2.Bu statülerin elde edilmesinde Irak’ta - Suriye’de olduğu gibi dış gelişmelerin önemli olduğunu düşünüyorlar. Trump’ın gelişiyle ABD’nin bölgeden çekilebileceği ihtimalini uzak görüyorlar. Hatta bunu istemiyor gibi tavır içindeler.
Bunun yanında Irak’taki, Suriye’deki yapılarla Türkiye Kürtleri arasında tabii bir iletişim olduğuna inanıyorlar.
3.Statü, bir tür özerk yapı. Irak’ta bir örneği var, Suriye o yolda ilerliyor ama DEM çizgisi Suriye’yi kendisine daha yakın görüyor. Barzani yapısına daha mesafeli, Rojava’ya daha yakınlar, hatta bu yakınlık birliktelik gibi bile okunabilecek nitelikte.
4.Türkiye’de tanınacak statü konusunda Türk halkının, ya da Türkiye’deki bütün halkların ikna edilmesini önemsiyorlar.
5.Bahçeli’nin “Öcalan açılımı”na, “ortaya atılmış bomba” nitelemesi yapıyor, Türkiye’de en hassas noktadan yola çıktığı ve kitlelerin tavrını keskinleştireceği düşüncesiyle mesafeli yaklaşıyor, yorumlamakta da zorlanıyorlar.
6.Statü ekseninden bakarak, Özgür Özel’in “Devlet vadediyorum” sözünü, “Devlette ortaklık” yaklaşımlarına daha yakın görüyorlar.

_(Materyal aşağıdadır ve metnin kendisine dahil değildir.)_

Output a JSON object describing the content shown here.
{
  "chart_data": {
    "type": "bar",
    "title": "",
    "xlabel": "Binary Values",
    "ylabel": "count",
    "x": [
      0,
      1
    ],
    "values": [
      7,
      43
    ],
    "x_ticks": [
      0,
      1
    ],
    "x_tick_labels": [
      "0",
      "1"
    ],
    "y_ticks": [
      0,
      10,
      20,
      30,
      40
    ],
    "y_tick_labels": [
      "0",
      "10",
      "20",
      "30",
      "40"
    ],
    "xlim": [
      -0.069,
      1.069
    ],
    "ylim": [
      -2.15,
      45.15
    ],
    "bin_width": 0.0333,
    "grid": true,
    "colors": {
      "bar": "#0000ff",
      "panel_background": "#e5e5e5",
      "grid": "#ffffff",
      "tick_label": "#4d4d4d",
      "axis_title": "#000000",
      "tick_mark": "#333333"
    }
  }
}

Öcalan’ın da İmralı görüşmelerinde eğer Anayasa’da “Türklük” vurgusu yerine “Türkiye Cumhuriyeti vatandaşlığı” ibaresi yer alırsa bunun Kürtleri tatmin edeceği yolunda görüş belirttiğini, Kürt siyasetinin de bu görüşte olduğu ifade ediliyor.
7.Cumhursbaşkanı Erdoğan’ın, Bahçeli’nin çağrısına henüz sahip çıkmamış olmasını, “mesafeli duruş” olarak değerlendiriyor, asıl Erdoğan’dan “Süreci buzdolabından çıkarma” niteliğinde bir açıklama bekliyorlar.
Buraya kadar sıraladığım notlar, Kürt siyasetçi Ayla Akat Ata’nın Cansu Çamlıbel ile yaptığı ve t24’te yayınlanan uzunca ve kapsamlı mülakattan yaptığım soyutlamalar. Tabii ki böyle, maddeler halinde ifade edilmiyorlar. Dediğim gibi mülakat uzun ve görüşmenin akışı içinde bütün bunlar ifade edilmiş. Akat’ın görüşleri böyle soyutlanınca daha “keskin” bir nitelik kazanmış olabilir. Dileyen detayları ve Akat’ın psikolojisini daha yakından görmek için mülakatın tümünü okuyabilir.
Bence, gerek Türkiye’deki Kürt siyasi hareketinin beklentileri, gerekse bölgedeki gelişmelerle Kürt siyasi hareketinin kurduğu bağlantı oldukça aydınlatıcı. Oldukça da sorunlu.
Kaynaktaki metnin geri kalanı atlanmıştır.